Marketplace Realities: Opportunities for Stable Value

Addressing the SVIA’s annual Fall Forum 2012 in Washington, D.C., Eric Levy, senior vice president, Product Solutions Management for Lincoln Financial Group, declared that for many retirement plan participants, the investment landscape now appears dramatically more risky than it did five years ago.

Following the stock market crash that began in 2007, he noted, nearly a third of the participants in defined contribution plans who were nearing retirement age either reallocated money to more conservative investments and/or postponed their retirement date.

Stable value products already play a meaningful role in defined contribution plans. The approximately $646 billion held in stable value funds accounts for about 14 percent of the total assets in those retirement savings plans. But given the evolving challenges facing investors and retirement plan sponsors, the stable value industry could do more to ensure that its products remain an attractive investment option for retirement plan participants, said Levy.

It isn’t only those workers in their 50s and 60s who have become more conservative. About 20 percent of the 55 million “Generation X” workers born between 1965 and 1977 have no money allocated to equities in their defined contribution plans. And 40 percent of the 77 million Americans in Generation Y, born between 1978 and 1995, agree that they will “never feel comfortable investing in the stock market.”

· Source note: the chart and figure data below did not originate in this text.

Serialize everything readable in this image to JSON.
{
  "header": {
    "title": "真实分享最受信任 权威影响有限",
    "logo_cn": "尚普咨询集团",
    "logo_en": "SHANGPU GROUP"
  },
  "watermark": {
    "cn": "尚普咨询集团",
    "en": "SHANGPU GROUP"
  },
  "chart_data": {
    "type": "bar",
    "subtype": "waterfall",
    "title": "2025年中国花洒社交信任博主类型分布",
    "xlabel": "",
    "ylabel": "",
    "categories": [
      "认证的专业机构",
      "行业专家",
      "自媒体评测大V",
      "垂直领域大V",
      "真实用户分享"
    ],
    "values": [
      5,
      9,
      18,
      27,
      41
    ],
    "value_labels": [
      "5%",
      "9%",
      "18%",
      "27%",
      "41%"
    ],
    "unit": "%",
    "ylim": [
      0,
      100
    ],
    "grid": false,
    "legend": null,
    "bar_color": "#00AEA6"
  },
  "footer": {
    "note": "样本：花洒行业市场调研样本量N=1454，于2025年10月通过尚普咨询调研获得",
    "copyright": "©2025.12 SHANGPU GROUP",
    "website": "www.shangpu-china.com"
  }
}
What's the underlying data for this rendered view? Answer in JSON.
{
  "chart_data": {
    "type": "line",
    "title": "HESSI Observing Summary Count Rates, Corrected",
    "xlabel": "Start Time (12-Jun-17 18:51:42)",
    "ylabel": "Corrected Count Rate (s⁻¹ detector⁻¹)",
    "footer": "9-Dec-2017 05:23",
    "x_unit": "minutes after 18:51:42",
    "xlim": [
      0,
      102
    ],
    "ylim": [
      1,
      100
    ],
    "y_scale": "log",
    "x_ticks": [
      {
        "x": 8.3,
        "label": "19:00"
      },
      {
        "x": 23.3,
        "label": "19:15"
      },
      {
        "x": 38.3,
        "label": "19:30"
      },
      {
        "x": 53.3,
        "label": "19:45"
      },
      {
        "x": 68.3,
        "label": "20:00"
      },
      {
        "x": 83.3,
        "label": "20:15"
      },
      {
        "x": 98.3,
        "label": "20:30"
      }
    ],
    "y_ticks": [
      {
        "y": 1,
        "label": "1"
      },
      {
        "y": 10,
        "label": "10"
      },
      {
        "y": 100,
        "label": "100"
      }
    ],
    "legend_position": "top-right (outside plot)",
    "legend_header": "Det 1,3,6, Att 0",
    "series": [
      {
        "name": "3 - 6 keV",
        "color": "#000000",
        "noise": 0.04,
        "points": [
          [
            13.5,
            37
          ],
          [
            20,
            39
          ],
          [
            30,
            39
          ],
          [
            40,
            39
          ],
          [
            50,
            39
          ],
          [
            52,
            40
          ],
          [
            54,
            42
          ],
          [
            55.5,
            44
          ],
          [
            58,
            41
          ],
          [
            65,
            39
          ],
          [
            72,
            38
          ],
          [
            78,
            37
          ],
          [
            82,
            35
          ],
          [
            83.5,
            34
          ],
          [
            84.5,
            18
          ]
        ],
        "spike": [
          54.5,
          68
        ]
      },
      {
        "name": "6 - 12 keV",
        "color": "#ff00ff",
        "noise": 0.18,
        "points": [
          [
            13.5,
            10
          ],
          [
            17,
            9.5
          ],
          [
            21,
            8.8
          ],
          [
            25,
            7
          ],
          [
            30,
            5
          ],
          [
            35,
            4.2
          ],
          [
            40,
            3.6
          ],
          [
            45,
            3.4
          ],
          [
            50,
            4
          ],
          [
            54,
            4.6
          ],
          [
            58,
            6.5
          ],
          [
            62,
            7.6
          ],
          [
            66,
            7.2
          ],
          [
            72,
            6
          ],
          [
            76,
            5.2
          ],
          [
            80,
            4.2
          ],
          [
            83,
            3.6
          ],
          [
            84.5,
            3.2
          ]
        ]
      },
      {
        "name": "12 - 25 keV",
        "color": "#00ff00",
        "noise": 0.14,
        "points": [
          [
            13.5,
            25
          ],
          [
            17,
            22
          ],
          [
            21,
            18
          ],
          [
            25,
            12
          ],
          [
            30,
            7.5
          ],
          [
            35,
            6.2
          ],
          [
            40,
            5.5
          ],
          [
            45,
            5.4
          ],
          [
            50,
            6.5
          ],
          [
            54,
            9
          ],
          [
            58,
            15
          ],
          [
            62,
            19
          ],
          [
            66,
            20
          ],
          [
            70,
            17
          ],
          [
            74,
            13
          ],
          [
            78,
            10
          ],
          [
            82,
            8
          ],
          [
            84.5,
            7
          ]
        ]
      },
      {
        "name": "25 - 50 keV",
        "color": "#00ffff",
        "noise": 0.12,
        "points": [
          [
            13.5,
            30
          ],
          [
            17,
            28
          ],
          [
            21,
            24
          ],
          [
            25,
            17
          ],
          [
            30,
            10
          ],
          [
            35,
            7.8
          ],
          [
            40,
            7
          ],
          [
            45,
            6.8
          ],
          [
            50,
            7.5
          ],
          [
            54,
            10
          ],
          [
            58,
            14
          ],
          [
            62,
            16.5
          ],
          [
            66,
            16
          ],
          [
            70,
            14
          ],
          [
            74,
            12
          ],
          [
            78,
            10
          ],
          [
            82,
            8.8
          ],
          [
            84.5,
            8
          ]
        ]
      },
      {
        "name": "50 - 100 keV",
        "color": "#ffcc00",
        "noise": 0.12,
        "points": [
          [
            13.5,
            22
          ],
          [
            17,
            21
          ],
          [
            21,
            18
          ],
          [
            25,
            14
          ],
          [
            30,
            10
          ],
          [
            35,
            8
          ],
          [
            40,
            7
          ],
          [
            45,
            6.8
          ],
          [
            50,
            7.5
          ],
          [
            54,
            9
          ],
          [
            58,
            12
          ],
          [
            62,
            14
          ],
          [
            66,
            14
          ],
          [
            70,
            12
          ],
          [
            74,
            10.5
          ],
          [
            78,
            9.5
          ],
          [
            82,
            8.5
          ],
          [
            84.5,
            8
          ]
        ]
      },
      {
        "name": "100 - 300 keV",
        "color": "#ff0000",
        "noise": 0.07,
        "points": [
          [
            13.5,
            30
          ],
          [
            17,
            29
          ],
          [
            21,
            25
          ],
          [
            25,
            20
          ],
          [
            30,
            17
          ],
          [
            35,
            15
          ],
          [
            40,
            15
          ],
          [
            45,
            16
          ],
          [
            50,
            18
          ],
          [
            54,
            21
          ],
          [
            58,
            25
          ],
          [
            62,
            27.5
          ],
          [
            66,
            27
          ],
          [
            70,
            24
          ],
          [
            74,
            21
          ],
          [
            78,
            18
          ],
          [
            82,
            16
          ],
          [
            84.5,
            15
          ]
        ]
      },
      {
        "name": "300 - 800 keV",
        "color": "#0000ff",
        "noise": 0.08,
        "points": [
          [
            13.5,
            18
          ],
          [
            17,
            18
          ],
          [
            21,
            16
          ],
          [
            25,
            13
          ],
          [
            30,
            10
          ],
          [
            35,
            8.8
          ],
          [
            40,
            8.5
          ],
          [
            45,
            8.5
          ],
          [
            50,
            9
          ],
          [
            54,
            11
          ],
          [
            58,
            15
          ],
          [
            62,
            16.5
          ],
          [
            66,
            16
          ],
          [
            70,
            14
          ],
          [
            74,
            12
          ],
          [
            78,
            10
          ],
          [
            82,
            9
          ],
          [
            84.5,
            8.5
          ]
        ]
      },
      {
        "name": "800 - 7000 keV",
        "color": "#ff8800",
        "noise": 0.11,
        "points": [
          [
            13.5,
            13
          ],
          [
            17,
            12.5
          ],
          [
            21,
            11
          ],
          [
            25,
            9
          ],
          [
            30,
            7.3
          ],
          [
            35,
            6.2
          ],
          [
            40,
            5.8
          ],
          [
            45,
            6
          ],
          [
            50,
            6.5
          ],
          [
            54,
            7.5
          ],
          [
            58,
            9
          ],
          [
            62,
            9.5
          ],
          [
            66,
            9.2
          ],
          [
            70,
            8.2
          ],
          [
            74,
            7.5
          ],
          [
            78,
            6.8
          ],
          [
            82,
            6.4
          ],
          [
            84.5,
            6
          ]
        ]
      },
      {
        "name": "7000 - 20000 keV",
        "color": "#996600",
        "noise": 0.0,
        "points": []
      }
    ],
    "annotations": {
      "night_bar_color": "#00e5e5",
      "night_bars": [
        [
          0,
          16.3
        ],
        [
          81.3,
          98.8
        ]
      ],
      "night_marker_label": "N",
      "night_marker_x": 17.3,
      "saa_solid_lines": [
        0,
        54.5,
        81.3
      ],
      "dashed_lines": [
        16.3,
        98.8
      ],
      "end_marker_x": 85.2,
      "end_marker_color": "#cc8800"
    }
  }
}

This would seem to present an opportunity for the stable value industry, which offers a conservative investment product providing principal preservation and stable returns. But, Levy said, to fully capitalize on that opportunity the industry will have to do a better job of explaining to investors, in plain English, what stable value is and how it can help them achieve their retirement savings goals. Educational programs provided by plan providers have changed over the past decade, Levy acknowledged, but he contended that they haven’t evolved enough to demystify for plan participants what can be a fairly complex product.

In addition to doing a better job of educating plan participants, Levy said the industry also will have to do a better job of making plan sponsors aware of stable value, and of helping plan sponsors understand its benefits and challenges—particularly among small and mid-size plans. The industry also needs to differentiate stable value from its competitors, he said, especially as other products are introduced that attempt to manage investment-return volatility. He also advised that it should work hard to make sure stable value products are included in asset-allocation solutions offered to 401(k) plan participants, such as target-date funds, managed accounts and advice platforms.

Finally, Levy said, the stable value industry may want to consider asking the Department of Labor to reconsider what qualifies as a “qualified default investment alternative,” or QDIA, to include stable value products. Right now, target-date funds are by far the most popular QDIAs. The time for revisiting the issue could be right, he said, given that “target-date funds, off-the-shelf, have not necessarily worked to the advantage of (plan) participants, and given that we (the stable value industry) have created some good returns on a risk-adjusted basis.”